Obra Ponta do Lápis, de Geraldo Souza Dias – Foto: Divulgação / Ora Bolas, Ora Retângulos

Compondo o acervo de obras com base circular está Ponta do Lápis, trabalho formado por alguns desenhos de lápis, em diferentes tamanhos e cores, além de vários desenhos abstratos. Ainda nessa tela, é possível notar a reprodução de trabalhos de artistas renomados, como Ponte Sobre uma Lagoa de Lírio de Água (1899) e Mulher com Sombrinha (1875), do pintor francês Claude Monet (1840-1926). Assim, o artista deixa claras algumas de suas influências. 

No geral, os trabalhos de Dias acabam trazendo de algum jeito o círculo e o retângulo, seja através do formato de sua tela, seja pelo seu conteúdo. Para ele, a principal diferença entre ambas as formas são as forças visuais e de tensão que operam em uma mas não na outra. “As forças centrípetas, que agem das bordas do círculo para o seu centro, podem transmitir um sentido de inclusão, concentração, e as forças centrífugas, que agem do centro do círculo para fora, podem significar dispersão, exclusão.”

Isso porque o artista trabalha muito com linhas, retas e curvas, de modo que suas obras acabam tendo várias subdivisões, que trazem aspectos diferentes e ajudam a compor o todo.
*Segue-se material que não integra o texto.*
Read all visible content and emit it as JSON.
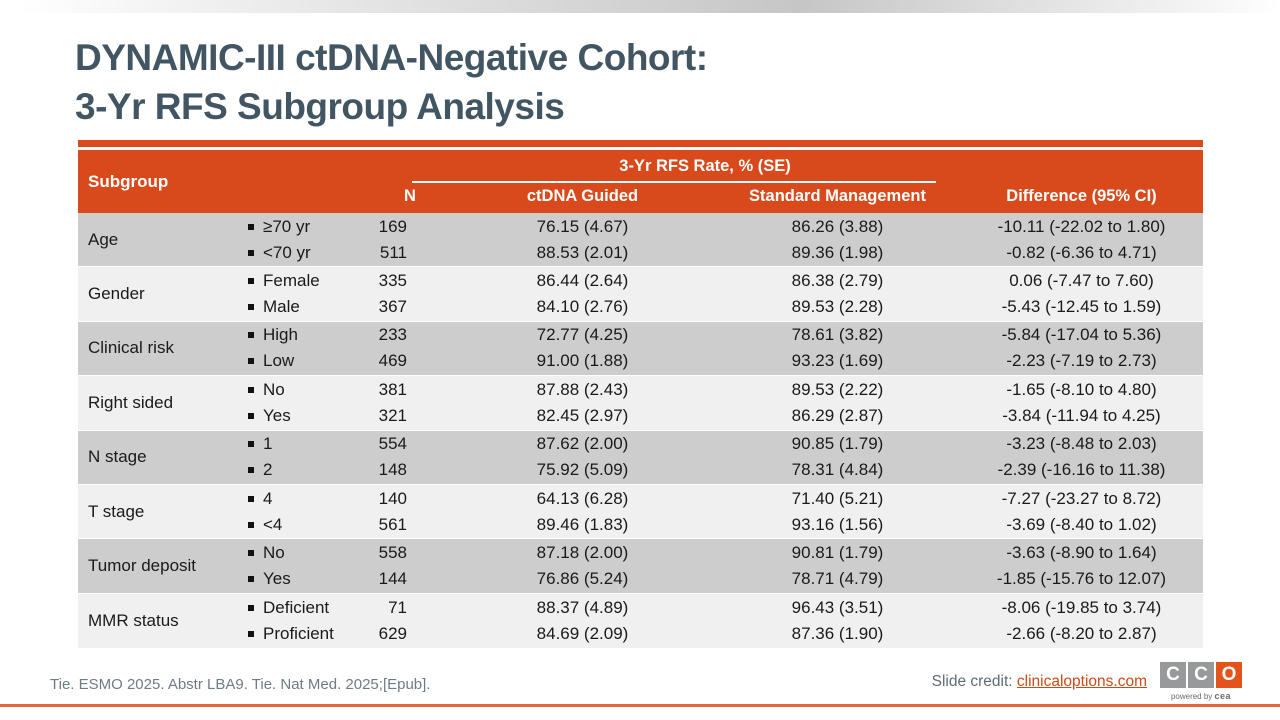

Sobre a mostra, o artista disse que já abriu sua casa algumas vezes para expor seus trabalhos, mas nada muito formal, pois além de tudo ele mora em um lugar mais afastado e pouco movimentado. Desta vez, no entanto, a convite de seu amigo Sérgio Fingermann, a exposição acontece no coração da Vila Madalena, na zona oeste paulistana. “Eu adorei a ideia. O Espaço Cultural Contraponto é muito mais acessível para as pessoas”, diz.

Ainda segundo Dias, que leciona na USP desde 2002, momentos como esse, em que ele pode mostrar seu trabalho, são muito importantes. “É sempre bom voltar e estar presente no cenário artístico nacional. No fim das contas, pintar é uma das minhas paixões”, completa o artista. 

Obra Infinito, de Geraldo Souza Dias – Foto: Divulgação / Ora Bolas, Ora Retângulos

A exposição Ora Bolas, Ora Retângulos, de Geraldo Souza Dias, será inaugurada nesta terça-feira, dia 24 de setembro, às 19 horas, e fica em cartaz até 5 de outubro, de segunda a sexta-feira, das 12 às 18 horas, e aos sábados, das 11 às 14 horas, no Espaço Cultural Contraponto (Rua Medeiros de Albuquerque, 55, Vila Madalena, em São Paulo). Entrada grátis.